Allegan Fog, Silver Threads and Golden Needles, Stitich in Time, Ghost Spirit
Secret Garden: Allegan Fog, Silver Threads and Golden Needles, Stitich in Time, Ghost Spirit.  Behind these is Dream Weaver.
Lucy Vitols
Lower Garden: Lucy Vitols in the center.  That’s Rhino Hide in the pot to the left.  I’ve almost lost it twice, but it comes coming back from the brink.  There is a Kaleidechrome almost hidden by the pot of argula.  There’s a bit of Thai basil peeking out of the pot on the right.

Frostly Frizzles and Early Blooms

They say the area apple crop has suffered the worst spring in 70 years and the cherry orchards in the Traverse Bay area have been devastated.  Here at 337, I can definitely see where the frost has frizzled early foliage and blooms.  Some of the hostas got bitten.

Frost-damaged Francis Williams Hosta

And the hydrangeas all have some withered leaves.  The dutchman’s pipe vines (aristolochia)  suffered the most, but they cannot be completely discouraged and I’m confident they will bounce back quite quickly.  The little japanese maple got frizzled, too.  But each year it gets fuller, and I suspect it, too, will recover nicely.

Frost frizzled japanese maple leaves
Frost-withered dutchman’s pipe

 

But the early blooms are still welcome.  Of course, my livelihood doesn’t rest on the whims of Mother Nature.  Still, 30 years ago, the zone charts warned that tender plants could not go in the ground until June 1.  That no longer seems to be true, even here in West Michigan where our weather is so governed by Lake Michigan.

I have a few weeks reprieve from coursework. I finished my grades and happily uploaded them Monday around midnight.  And the journal I edit is going to the printers today or tomorrow.  So, I’m sliding into mid-spring and looking forward to puttering in the garden, riding my trike, and doing some writing.

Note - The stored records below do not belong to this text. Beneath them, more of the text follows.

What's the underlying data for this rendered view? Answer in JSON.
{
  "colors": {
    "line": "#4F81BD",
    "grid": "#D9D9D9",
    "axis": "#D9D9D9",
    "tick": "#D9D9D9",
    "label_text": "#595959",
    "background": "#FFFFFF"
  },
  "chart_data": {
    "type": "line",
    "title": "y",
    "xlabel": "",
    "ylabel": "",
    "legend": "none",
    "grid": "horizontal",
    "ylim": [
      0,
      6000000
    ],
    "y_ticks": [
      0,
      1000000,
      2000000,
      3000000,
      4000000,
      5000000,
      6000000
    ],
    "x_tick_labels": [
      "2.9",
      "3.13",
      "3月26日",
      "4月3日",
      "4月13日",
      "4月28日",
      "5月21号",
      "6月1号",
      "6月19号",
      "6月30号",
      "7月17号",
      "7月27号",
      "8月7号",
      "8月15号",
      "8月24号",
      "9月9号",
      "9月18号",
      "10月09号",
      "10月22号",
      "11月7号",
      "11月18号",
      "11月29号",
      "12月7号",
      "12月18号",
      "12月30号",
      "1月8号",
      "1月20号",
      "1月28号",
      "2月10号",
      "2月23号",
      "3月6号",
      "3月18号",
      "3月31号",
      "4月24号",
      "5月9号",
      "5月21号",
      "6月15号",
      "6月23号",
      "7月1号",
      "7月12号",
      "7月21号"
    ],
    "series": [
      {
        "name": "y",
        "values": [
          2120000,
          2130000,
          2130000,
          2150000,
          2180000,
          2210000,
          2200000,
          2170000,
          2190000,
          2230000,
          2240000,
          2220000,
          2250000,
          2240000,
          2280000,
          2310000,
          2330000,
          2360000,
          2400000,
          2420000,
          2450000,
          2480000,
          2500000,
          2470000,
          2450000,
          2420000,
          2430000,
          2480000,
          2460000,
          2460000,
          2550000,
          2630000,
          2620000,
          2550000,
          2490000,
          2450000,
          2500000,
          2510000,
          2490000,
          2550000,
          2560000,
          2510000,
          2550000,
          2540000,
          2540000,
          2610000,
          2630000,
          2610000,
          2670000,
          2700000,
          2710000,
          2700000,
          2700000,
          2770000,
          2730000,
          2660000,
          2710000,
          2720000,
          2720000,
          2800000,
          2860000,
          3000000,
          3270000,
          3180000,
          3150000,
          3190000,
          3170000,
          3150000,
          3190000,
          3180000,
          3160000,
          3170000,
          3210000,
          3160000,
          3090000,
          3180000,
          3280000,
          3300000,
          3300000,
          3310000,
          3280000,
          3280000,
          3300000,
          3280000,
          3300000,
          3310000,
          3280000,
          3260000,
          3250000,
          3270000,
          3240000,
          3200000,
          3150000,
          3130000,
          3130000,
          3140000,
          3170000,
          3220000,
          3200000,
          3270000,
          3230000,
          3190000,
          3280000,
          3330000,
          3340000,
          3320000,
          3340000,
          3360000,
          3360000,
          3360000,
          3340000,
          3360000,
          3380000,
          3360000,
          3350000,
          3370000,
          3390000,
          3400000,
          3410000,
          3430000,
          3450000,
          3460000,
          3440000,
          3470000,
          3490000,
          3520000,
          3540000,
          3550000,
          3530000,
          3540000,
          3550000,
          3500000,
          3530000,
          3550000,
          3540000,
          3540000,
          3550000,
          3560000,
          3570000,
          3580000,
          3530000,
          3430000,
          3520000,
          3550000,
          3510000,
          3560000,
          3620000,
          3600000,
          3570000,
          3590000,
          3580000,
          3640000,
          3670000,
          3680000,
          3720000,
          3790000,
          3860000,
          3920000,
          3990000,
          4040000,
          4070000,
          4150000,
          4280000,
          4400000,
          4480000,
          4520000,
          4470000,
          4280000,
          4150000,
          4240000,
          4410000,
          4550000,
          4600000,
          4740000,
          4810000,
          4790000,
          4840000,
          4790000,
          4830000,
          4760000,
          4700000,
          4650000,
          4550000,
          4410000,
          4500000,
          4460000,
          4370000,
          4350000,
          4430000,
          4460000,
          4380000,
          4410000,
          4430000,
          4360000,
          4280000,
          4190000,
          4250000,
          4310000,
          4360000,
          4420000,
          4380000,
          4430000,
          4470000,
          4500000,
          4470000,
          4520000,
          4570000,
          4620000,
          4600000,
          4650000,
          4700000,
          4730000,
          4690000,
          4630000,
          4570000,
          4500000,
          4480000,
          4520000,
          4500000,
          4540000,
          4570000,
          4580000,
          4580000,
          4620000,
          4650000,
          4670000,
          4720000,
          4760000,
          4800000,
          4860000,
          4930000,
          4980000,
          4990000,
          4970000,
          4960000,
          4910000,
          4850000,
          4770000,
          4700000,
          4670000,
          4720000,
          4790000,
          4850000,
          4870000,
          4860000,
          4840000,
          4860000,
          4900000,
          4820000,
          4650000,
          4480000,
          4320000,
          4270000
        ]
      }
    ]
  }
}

In the garden, the columbine are blooming.  The aquilegia caerulea ‘Winky Blue & White’ are starting to open.  And the self-seeded pink and white columbine that were here when I bought the house (and tried to eradicate) stubbornly reappear each year.  And I confess I rather like them now.

Bridal veil spirea

The old bridal veil spirea that tries to take over the back doorway is now in full bloom.  I both love it and loathe it.  I once chopped it to the ground.  But it is indomitable and once again, as it does every year, needs pruning. So, as soon as its flowers fade, I’ll try and tame it.

Bridal veil spirea

And, the Pana rhododendrons  are starting to bloom.  What a wonderful deep fuchsia color they are.  I love wearing this color, by the way.

Panas and the cat sculpture in the entry garden
Euphorbia

Though i’m not sure they can be called flower, the euphorbia that I planted a year ago is quite lovely.

Last year at the Ottawa Hills Garden Tour, I saw that one gardener had place wrought iron decorative pieces into her garden pathways and I really liked the look.  I spotted one at a shop a few weeks ago and bought it, thinking I could place it where two crushed limestone paths meet.  I think I like it.